By the way, could you two stop fighting?
You guys are not that different.
Djakut, sometimes people misunderstand what you say because you love to play with words.
On the other hand, sometimes Rubens, who has many good points, does not seem to reflect enough on what people say, and so he does not realize that the other person and he share common ground.
Overall, you have both--in your own ways--brought a lot to the discussion.
So maybe, now that you have knocked each other around enough (sort of), you can continue the debate without calling each other names, or being condescending in the way you approach each other's point of view. I for one am enjoying the exchange between the two of you, but I would rather not have to read between the distracting negative inputs.
Let me give you an example of how easy it is to ignore a post or part of it:
One time some guy responded to my critical post about the current government.
The individual ranted and called me all sorts of names.
I looked at the post and thought it would feel really good to respond in kind. But I didn't. Instead, I dug through the post to find if there were any analytical points outside of the rant and rave. I responded to the few points that were relevant to Haiti, and I completely ignored the rest of the insult.
Then I moved on.
Another time, a woman(?) named Lenide J. posted something in French about the country's despair.
I empathized with her and wrote her back in French.
I had no problem mentioning to her that writing French is not as easy for me as writing English.
Now this woman responds to me with a nasty attitude, telling me that I should feel guilty because I am not as proficient in French as I am in English.
Now, here's the interesting thing about that.
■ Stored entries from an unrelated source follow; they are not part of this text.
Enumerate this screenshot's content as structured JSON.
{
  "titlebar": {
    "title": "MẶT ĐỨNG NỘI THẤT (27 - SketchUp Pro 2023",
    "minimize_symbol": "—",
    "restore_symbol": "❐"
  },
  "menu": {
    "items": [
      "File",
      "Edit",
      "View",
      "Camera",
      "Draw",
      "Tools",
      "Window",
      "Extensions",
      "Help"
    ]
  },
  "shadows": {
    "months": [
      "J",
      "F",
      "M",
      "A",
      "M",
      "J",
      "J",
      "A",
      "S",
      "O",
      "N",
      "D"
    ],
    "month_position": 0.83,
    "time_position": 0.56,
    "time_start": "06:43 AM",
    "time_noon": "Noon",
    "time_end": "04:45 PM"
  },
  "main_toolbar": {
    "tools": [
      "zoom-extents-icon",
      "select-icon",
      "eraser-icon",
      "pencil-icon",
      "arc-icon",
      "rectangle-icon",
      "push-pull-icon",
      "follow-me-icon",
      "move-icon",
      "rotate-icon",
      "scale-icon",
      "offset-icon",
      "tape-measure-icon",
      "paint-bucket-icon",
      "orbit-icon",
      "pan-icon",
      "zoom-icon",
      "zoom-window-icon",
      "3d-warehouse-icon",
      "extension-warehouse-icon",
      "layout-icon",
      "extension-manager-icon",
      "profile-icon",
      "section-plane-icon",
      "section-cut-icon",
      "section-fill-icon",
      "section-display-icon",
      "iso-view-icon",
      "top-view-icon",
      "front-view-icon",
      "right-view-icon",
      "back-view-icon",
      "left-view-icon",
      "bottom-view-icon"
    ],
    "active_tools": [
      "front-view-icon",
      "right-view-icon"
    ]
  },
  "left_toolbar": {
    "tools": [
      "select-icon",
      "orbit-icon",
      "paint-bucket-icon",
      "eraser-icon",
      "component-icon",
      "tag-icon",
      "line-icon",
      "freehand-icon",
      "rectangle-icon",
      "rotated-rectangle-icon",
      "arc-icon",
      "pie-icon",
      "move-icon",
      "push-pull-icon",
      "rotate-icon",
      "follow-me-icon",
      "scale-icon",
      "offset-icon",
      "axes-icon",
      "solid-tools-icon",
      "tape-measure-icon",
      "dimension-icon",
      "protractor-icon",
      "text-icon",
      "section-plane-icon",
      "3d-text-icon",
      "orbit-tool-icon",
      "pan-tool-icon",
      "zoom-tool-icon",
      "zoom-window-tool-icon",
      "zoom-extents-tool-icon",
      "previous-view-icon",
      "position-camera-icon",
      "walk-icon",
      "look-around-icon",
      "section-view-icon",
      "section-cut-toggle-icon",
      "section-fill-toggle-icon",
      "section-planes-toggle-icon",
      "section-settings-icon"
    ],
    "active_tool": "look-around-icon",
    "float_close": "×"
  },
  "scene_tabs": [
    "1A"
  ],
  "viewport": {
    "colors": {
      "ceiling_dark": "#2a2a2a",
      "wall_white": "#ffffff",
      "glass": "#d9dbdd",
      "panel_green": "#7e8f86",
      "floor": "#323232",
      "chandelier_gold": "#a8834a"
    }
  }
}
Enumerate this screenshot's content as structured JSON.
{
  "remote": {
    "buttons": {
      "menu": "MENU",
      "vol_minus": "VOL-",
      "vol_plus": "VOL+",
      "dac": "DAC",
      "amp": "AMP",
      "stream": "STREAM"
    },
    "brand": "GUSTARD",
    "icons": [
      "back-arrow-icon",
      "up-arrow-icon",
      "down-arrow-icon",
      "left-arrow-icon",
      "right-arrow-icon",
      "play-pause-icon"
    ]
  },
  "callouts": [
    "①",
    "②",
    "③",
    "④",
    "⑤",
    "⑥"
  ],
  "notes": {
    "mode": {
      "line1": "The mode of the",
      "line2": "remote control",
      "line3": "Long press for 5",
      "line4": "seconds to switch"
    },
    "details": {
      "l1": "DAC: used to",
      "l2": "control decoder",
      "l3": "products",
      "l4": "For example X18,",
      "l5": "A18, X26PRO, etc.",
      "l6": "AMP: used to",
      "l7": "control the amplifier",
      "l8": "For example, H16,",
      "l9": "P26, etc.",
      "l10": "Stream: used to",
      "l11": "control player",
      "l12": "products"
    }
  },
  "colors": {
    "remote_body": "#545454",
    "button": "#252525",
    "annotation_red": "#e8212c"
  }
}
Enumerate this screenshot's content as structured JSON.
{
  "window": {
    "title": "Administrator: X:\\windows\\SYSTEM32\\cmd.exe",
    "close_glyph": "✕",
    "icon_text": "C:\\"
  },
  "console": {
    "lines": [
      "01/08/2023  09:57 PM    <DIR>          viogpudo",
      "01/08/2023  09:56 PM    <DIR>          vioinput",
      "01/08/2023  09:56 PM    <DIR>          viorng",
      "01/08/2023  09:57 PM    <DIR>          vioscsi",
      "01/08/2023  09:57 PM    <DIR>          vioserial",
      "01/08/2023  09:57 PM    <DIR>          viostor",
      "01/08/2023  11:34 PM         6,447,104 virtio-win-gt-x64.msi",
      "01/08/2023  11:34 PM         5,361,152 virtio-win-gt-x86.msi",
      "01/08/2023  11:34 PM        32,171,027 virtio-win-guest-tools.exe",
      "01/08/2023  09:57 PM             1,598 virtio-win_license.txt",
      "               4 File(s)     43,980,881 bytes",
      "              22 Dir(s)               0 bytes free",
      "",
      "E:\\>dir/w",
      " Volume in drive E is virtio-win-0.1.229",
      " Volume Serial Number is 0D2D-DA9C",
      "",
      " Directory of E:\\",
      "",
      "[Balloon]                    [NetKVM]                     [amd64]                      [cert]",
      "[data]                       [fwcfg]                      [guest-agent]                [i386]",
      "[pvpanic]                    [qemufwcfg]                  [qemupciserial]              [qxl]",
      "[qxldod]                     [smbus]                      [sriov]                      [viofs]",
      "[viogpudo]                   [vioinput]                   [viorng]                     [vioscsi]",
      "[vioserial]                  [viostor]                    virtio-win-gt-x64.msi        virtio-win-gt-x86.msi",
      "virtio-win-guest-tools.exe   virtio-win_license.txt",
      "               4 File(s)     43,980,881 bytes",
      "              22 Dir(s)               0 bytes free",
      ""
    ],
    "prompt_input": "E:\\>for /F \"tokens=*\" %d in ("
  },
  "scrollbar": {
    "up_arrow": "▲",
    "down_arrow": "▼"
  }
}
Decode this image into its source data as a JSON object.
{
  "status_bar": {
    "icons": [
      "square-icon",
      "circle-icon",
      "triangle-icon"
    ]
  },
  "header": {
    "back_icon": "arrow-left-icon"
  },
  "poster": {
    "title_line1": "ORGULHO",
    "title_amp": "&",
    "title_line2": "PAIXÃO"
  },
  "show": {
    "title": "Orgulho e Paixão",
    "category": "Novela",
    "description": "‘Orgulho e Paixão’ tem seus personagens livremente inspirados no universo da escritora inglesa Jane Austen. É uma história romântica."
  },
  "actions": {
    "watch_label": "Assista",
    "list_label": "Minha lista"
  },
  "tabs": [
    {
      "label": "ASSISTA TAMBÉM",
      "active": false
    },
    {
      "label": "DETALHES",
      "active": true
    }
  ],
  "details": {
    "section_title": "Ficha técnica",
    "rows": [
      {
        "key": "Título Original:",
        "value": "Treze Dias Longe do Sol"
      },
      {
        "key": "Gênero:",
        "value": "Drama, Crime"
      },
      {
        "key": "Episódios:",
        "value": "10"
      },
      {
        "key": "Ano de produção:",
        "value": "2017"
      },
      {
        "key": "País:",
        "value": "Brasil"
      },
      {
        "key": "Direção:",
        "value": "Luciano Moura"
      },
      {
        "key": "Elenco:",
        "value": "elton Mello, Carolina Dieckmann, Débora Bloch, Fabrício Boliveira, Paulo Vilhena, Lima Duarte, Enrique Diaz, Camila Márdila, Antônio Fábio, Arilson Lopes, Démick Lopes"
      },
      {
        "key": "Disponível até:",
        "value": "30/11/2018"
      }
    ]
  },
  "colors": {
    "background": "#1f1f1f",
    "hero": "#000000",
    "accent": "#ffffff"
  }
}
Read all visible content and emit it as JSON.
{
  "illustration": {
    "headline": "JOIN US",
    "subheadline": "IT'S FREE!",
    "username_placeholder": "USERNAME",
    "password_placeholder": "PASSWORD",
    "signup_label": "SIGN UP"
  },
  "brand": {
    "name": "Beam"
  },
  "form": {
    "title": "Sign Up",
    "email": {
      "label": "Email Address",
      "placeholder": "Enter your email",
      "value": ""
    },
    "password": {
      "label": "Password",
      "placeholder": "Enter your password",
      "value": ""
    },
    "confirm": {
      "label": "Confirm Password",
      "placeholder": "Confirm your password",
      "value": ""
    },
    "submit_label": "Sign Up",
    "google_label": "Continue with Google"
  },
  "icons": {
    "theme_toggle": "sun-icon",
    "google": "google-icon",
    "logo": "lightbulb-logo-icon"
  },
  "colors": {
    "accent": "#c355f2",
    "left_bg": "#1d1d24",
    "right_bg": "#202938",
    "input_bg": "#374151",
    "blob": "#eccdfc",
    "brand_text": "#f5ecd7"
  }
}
The woman's French was horrible.
I mean it was sad and sorry.
What I had written to her was not my mother's excellent French, but it was standard.
But what she wrote was laughable.
So, I could easily have written her back and pointed that out to her; I could have told her that because of my family background, although I grew-up in the US I speak French fluently; that although I sometimes question how proficient I am in French, I certainly know how to recognize someone like her who does not speak or write the language at all; I might have mentioned that it is because my English exceeds in quality that my French writing suffers.
That when you spend more than half of your childhood writing another language, get a Bachelors, a Masters, and a Ph.D in that other language, than that language will dominate your communication skills--even when the language spoken at home is different.
I could have told her that I just spent nearly 15 years of my life having very little social contact with anyone who speak French or Creole.
Lastly, I could have told her that even with my limited use of French I still could sit her down and teach it to her because her writing showed that she just didn't know the language at all. I DIDN'T DO THAT because it would have been an exercise in futility, and I hate waisting my time. I never answered her. I kept the irony of the situation to myself and the whole thing ended right there.
So, maybe you guys can do the same. Ignore the nasty aspect of the other's argument and focus on the points worth discussing.
It's just a suggestion.
Linda, December 7 2007, 1:42 PM
Topic: Comment ca marche dans le pays?